Когда у нас ребрендинг-то был, когда их из милиции в полицию переименовали? Наверное, это был пик. И вот, начиная года с 2010-го, начался обратный процесс. Потом эта война с Украиной. И опять у нас все эти полицейские и всякие прочие военные гвардейцы стали себя чувствовать главными людьми в стране. И обратите внимание: у нас вообще из дискурса исчезли такие термины, которые когда-то на знаменах были: «диктатура закона», «правовое государство». У нас теперь и целей таких нет. Хрен его знает, что мы там строим. По-моему, уже давно ничего. При этом произвол силовиков явно растет. Количество сотрудников правоохранительных органов, которых осуждают за незаконное насилие, сейчас раза в три меньше, чем было в 2011-2012 году. Уровень незаконного насилия явно не снизился. Но количество, на самом деле, мы отследить не можем, потому что та часть людей, которая к нам обращается, всегда была ничтожна мала, а сейчас она еще больше уменьшилась, потому что мы и «иностранные агенты», и «вообще непонятно кто». Раньше если у нас какое-то дело в суде, то совершенно точно все телекомпании нижегородские это дело освещают. Сейчас про само дело еще может что-то скажут, но про нас точно ничего.

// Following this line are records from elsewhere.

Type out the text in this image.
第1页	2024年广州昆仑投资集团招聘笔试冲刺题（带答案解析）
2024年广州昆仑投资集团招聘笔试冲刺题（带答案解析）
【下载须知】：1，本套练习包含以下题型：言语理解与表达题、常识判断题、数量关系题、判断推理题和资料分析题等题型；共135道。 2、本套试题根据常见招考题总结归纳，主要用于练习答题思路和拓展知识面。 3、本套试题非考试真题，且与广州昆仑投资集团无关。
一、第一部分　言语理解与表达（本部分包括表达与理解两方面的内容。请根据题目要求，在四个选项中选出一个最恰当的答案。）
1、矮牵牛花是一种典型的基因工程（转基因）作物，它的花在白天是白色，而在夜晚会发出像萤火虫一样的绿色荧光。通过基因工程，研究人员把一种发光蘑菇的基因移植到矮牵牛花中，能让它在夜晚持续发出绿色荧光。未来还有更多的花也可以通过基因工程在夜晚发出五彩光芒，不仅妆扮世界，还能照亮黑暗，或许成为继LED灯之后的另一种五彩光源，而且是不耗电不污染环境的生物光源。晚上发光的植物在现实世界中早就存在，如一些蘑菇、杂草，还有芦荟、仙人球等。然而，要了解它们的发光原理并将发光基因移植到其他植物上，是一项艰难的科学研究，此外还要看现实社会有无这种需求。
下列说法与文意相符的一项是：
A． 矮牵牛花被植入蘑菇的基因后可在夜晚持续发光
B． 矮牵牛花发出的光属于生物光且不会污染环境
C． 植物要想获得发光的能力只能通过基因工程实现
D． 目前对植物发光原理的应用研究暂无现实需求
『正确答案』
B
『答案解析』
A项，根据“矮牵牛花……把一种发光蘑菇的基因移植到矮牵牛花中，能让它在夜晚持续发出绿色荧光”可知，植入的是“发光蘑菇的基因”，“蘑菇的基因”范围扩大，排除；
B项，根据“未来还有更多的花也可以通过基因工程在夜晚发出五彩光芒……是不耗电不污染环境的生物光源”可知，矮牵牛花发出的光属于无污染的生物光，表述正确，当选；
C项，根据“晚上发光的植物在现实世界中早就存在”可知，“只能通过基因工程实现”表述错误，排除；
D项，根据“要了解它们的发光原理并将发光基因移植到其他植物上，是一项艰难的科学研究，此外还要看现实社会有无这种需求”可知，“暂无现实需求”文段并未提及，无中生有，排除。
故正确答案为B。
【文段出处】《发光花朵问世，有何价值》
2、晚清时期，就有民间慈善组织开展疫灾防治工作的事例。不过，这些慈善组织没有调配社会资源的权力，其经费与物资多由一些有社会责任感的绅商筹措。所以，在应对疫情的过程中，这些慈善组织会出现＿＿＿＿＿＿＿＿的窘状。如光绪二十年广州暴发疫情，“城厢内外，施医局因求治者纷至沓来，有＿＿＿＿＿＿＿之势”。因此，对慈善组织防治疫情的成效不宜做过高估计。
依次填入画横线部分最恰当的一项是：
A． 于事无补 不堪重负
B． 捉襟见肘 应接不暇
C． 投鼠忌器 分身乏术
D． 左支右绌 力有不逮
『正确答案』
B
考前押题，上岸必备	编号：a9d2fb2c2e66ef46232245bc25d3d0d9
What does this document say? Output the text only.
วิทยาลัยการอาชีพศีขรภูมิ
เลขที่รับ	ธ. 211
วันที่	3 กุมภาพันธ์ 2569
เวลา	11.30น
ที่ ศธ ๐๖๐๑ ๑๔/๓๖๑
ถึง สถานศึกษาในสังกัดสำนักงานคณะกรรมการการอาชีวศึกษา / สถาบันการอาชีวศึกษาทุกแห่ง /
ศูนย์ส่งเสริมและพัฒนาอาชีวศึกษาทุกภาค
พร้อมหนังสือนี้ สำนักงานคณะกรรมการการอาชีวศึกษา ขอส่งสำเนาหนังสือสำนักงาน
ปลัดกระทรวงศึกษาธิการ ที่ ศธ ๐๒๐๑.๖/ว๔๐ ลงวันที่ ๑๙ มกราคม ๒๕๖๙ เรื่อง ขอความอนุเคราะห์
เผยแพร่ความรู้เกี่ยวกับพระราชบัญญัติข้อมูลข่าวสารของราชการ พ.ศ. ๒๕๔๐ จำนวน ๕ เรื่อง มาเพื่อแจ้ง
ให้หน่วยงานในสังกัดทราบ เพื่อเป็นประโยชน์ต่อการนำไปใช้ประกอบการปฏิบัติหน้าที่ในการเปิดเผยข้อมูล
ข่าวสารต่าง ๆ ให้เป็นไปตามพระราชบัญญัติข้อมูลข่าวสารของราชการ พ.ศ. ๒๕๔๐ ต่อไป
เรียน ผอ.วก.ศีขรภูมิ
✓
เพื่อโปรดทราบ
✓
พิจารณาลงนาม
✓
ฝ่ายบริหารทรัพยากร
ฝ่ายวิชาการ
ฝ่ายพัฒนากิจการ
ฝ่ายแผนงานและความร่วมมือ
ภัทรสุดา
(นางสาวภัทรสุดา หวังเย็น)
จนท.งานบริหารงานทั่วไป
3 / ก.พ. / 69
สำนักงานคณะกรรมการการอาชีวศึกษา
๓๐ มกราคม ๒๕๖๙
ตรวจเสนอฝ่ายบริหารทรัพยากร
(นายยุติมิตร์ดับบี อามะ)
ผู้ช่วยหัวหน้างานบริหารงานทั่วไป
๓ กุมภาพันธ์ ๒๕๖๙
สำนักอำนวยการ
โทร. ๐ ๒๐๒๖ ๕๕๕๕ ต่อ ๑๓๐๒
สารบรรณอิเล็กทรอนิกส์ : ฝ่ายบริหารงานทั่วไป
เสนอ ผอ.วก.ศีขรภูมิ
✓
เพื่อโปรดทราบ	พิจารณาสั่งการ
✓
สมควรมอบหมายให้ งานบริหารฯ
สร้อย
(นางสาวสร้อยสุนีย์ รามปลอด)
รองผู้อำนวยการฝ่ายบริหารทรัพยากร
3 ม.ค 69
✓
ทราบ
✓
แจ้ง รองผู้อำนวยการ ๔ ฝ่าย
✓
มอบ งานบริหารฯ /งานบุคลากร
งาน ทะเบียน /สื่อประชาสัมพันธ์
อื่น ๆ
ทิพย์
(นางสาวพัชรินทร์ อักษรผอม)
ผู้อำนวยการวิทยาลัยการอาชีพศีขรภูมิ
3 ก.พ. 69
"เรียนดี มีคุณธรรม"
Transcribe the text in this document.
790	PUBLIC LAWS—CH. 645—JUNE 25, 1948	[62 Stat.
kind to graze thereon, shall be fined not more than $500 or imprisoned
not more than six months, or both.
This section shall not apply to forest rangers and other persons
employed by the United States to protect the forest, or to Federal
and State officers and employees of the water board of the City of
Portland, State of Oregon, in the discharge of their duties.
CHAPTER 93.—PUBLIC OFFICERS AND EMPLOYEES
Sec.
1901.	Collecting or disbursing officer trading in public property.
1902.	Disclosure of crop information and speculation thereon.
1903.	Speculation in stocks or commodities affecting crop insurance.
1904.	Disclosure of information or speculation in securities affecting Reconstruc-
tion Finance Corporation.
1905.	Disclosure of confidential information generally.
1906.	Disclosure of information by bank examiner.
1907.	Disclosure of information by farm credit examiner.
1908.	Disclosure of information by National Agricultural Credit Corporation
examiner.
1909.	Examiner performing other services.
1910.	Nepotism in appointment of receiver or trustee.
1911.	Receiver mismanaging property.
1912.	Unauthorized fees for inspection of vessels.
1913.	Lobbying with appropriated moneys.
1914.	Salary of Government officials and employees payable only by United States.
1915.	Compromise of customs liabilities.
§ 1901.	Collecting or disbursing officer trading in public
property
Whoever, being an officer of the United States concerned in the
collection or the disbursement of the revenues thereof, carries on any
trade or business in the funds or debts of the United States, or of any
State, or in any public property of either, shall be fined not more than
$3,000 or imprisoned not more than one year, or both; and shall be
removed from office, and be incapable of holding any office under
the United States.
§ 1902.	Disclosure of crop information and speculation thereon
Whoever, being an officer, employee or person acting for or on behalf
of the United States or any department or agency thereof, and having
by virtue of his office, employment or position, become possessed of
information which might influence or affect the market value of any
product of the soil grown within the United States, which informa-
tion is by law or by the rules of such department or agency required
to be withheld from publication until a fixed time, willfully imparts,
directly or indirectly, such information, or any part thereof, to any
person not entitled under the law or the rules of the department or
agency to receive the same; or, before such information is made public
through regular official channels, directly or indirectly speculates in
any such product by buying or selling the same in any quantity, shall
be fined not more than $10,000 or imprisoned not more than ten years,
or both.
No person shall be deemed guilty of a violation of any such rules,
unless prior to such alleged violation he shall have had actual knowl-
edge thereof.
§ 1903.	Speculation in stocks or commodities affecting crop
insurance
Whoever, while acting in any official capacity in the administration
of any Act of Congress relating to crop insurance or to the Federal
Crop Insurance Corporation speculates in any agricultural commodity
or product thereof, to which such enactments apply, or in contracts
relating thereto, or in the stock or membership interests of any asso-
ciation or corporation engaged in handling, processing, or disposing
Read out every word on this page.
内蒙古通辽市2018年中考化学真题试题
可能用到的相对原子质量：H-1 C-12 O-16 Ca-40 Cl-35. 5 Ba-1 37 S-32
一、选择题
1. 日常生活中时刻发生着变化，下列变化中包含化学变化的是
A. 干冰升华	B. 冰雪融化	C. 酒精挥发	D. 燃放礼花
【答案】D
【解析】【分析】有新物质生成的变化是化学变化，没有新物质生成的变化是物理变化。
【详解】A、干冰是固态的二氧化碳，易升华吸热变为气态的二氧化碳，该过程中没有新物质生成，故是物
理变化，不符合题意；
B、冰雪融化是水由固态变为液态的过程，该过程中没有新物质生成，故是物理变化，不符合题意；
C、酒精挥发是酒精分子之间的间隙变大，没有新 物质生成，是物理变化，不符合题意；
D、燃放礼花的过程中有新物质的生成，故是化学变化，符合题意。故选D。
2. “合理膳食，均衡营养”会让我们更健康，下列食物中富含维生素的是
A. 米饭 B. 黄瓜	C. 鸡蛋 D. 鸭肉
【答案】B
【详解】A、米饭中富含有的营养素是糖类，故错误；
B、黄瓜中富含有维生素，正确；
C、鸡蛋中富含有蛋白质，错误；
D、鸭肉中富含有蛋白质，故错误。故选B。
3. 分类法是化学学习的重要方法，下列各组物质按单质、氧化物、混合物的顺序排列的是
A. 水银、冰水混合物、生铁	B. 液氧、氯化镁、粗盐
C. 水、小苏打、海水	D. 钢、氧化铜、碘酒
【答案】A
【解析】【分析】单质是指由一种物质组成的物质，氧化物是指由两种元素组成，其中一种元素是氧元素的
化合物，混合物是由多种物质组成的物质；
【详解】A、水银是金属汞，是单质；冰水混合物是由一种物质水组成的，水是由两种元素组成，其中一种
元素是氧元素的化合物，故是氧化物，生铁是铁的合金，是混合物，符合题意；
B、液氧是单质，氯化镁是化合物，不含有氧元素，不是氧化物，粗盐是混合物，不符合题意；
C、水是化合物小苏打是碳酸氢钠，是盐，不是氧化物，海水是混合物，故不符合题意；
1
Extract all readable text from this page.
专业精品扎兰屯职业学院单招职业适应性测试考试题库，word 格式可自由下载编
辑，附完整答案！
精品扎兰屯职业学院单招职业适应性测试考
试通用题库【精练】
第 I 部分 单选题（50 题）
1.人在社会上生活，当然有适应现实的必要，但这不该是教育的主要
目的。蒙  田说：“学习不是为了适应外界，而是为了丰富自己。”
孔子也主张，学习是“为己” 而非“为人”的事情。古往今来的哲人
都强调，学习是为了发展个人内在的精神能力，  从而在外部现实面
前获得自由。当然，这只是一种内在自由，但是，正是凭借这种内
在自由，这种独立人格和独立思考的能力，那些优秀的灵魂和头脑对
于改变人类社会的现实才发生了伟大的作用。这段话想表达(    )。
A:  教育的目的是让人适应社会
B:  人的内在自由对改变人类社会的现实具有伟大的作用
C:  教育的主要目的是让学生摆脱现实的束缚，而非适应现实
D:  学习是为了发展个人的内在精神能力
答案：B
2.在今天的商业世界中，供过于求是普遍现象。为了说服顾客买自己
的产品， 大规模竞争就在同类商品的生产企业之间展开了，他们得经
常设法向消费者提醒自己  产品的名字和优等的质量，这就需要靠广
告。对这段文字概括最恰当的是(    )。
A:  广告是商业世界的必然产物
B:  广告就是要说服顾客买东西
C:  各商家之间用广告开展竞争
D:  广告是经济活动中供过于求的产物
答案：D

Тем не менее, люди приходят, и мы динамику отслеживаем не столько по количеству обращений, сколько по дерзости тех преступных действий, которые совершают полицейские. Всегда было некое соответствие между вот этими двумя явлениями: чем больше нарушений, связанных с пытками, тем более дерзкими, более страшными, более опасными являлись какие-то отдельные проявления. Мы сейчас не понимаем, растет количество или нет. Но истории, с которыми люди к нам обращаются, становятся всё более и более страшными, вызывающими. Полицейские зачастую это и не скрывают, а делают это всё демонстративнее. Очевидно, что процесс пошел в обратную сторону. Они опять почувствовали, что бить можно, пытать можно, за это не наказывают.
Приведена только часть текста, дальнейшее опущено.